Deprovisioning a user via SCIM works… except for many quirks that are issues - I’m hoping you guys will have a good laugh at how I’m doing it wrong and provide corrective guidance…
- The result of the DELETE call is a 404 error. But the call succeeded. This seems like a bug. Makes it hard to see if something went wrong, or if everything is fine.
Good news - The DELETE does create the “First Last’s Previously Assigned Tasks” project which is a relief, but…
2. It then adds this project to a team. In our case it is ‘Administrative’ but I think that is ‘random’ because that team appears to be a regular team in our organization.
3. It then adds every admin in the company to the project and spams them a notification.
4. I then have to list every project in the ‘team’ to find this thing and assign it to the manager because there is no API to find a project, only APIs to bulk list them then search on the client side.
5. There is no way to remove a project from a team so this team will accumulate projects for terminated users until something blows up I guess?
What would be helpful is if we could at lest get the project gid back in the result from the delete call to allow setting the correct owner/member information. In an ideal world, just let us specify the owner at termination time so this is handled.
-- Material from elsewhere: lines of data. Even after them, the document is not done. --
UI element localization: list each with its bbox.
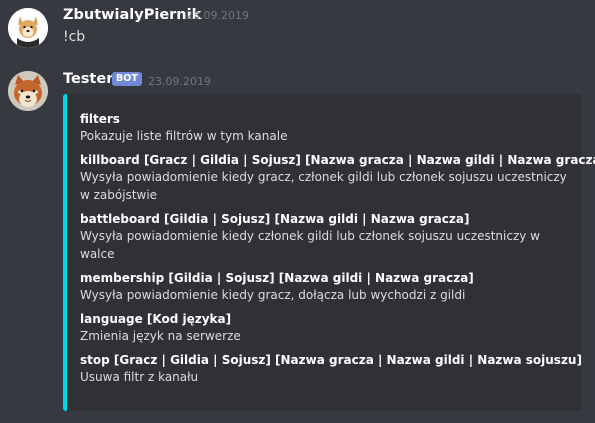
embed-field-name: membership [Gildia | Sojusz] [Nazwa gild… (80, 271, 474, 285)
embed-field-value: Wysyła powiadomienie kiedy członek gildi… (80, 229, 540, 261)
embed-field-name: killboard [Gracz | Gildia | Sojusz] [Naz… (80, 153, 595, 167)
embed-field: language [Kod języka] Zmienia język na s… (80, 311, 572, 345)
embed-field-value: Usuwa filtr z kanału (80, 370, 199, 384)
embed-field: filters Pokazuje liste filtrów w tym kan… (80, 111, 572, 145)
user-avatar[interactable] (8, 8, 48, 48)
shiba-avatar-icon (8, 71, 48, 111)
embed-field-value: Wysyła powiadomienie kiedy gracz, dołącz… (80, 288, 466, 302)
message-timestamp: 23.09.2019 (186, 9, 249, 22)
embed-field-name: language [Kod języka] (80, 312, 232, 326)
dog-avatar-icon (8, 8, 48, 48)
embed-field-value: Pokazuje liste filtrów w tym kanale (80, 129, 288, 143)
chat-view: ZbutwialyPiernik 23.09.2019 !cb Tester B… (0, 0, 595, 423)
message-author[interactable]: Tester (63, 70, 113, 88)
embed-field-value: Wysyła powiadomienie kiedy gracz, człone… (80, 170, 567, 202)
embed-field-name: battleboard [Gildia | Sojusz] [Nazwa gil… (80, 212, 470, 226)
message-timestamp: 23.09.2019 (148, 75, 211, 88)
bot-avatar[interactable] (8, 71, 48, 111)
embed-field-name: filters (80, 112, 120, 126)
embed-field-value: Zmienia język na serwerze (80, 329, 241, 343)
embed-field: stop [Gracz | Gildia | Sojusz] [Nazwa gr… (80, 352, 582, 386)
embed-field-name: stop [Gracz | Gildia | Sojusz] [Nazwa gr… (80, 353, 582, 367)
message-content: !cb (63, 29, 86, 45)
message-author[interactable]: ZbutwialyPiernik (63, 6, 201, 24)
bot-badge: BOT (112, 72, 142, 86)
embed-field: killboard [Gracz | Gildia | Sojusz] [Naz… (80, 152, 595, 204)
embed-field: battleboard [Gildia | Sojusz] [Nazwa gil… (80, 211, 572, 263)
embed-field: membership [Gildia | Sojusz] [Nazwa gild… (80, 270, 572, 304)
message-embed: filters Pokazuje liste filtrów w tym kan… (63, 94, 595, 411)
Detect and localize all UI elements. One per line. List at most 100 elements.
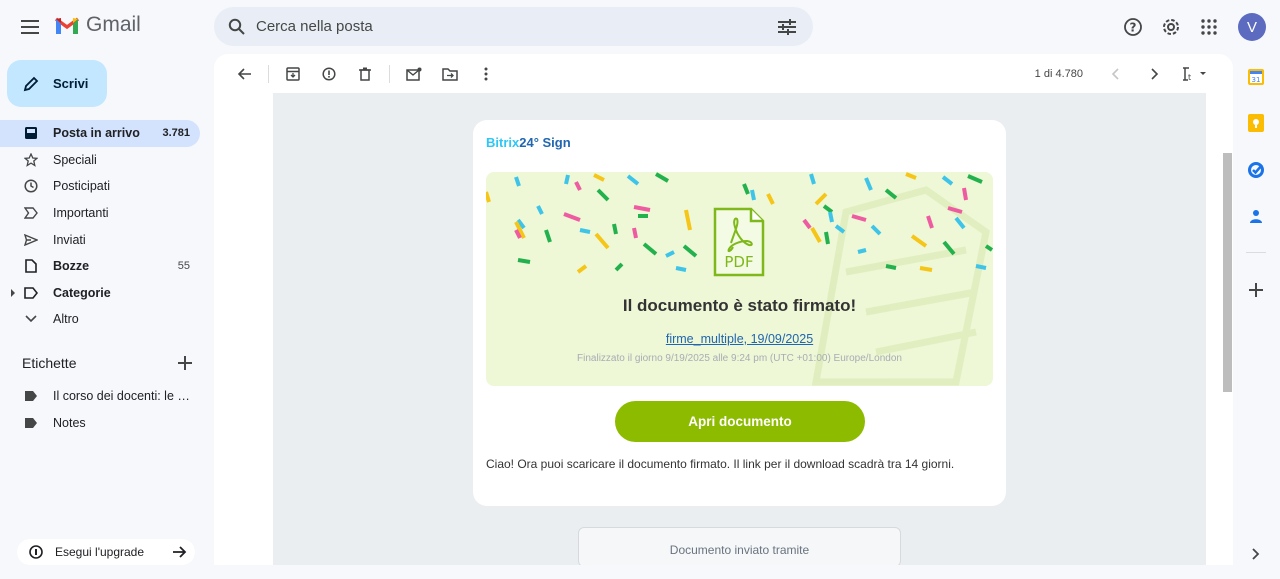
chevron-down-icon (22, 310, 40, 328)
sidebar-nav: Posta in arrivo 3.781 Speciali Posticipa… (0, 120, 210, 333)
sidebar-item-drafts[interactable]: Bozze 55 (0, 253, 200, 280)
top-bar: Gmail ? V (0, 0, 1280, 54)
signed-banner: PDF Il documento è stato firmato! firme_… (486, 172, 993, 386)
toolbar-right: 1 di 4.780 t (1035, 54, 1213, 93)
tasks-app-icon[interactable] (1247, 161, 1265, 179)
side-apps-panel: 31 (1238, 54, 1280, 579)
move-to-icon[interactable] (432, 56, 468, 92)
important-icon (22, 204, 40, 222)
document-link[interactable]: firme_multiple, 19/09/2025 (486, 332, 993, 346)
label-icon (22, 414, 40, 432)
gmail-logo[interactable]: Gmail (54, 13, 141, 37)
archive-icon[interactable] (275, 56, 311, 92)
app-name: Gmail (86, 13, 141, 36)
apps-grid-icon[interactable] (1194, 10, 1224, 44)
draft-icon (22, 257, 40, 275)
sidebar-item-starred[interactable]: Speciali (0, 147, 200, 174)
more-vert-icon[interactable] (468, 56, 504, 92)
sidebar-item-categories[interactable]: Categorie (0, 280, 200, 307)
sidebar-item-snoozed[interactable]: Posticipati (0, 173, 200, 200)
upgrade-label: Esegui l'upgrade (55, 545, 145, 559)
search-icon[interactable] (218, 18, 256, 36)
sidebar-item-label: Inviati (53, 232, 86, 247)
top-right-controls: ? V (1118, 10, 1266, 44)
finalized-info: Finalizzato il giorno 9/19/2025 alle 9:2… (577, 353, 902, 364)
sidebar-item-label: Speciali (53, 152, 97, 167)
pdf-icon: PDF (713, 207, 765, 277)
sidebar-label-course[interactable]: Il corso dei docenti: le le... (0, 383, 200, 410)
search-options-icon[interactable] (767, 18, 807, 35)
expand-caret-icon[interactable] (11, 288, 15, 297)
label-icon (22, 387, 40, 405)
pencil-icon (23, 76, 39, 91)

Also, the team concept is basically junk in this scenario - unfortunately enterprise customers are stuck with it so how about at least an API to move the things into a ‘Terminated Users’ team that has no members or something?
I’m very concerned that this is fragile code on my end. I cannot reasonably pull down all projects since there are many thousands in our company - and having to find it by name is also weak since there is nothing stopping a duplicate from existing. Which team a project gets added to appears undocumented so that makes me believe ‘unstable’ behavior. And lastly, spamming all the admins every time there is a term is really nasty and a way to avoid that would be very helpful.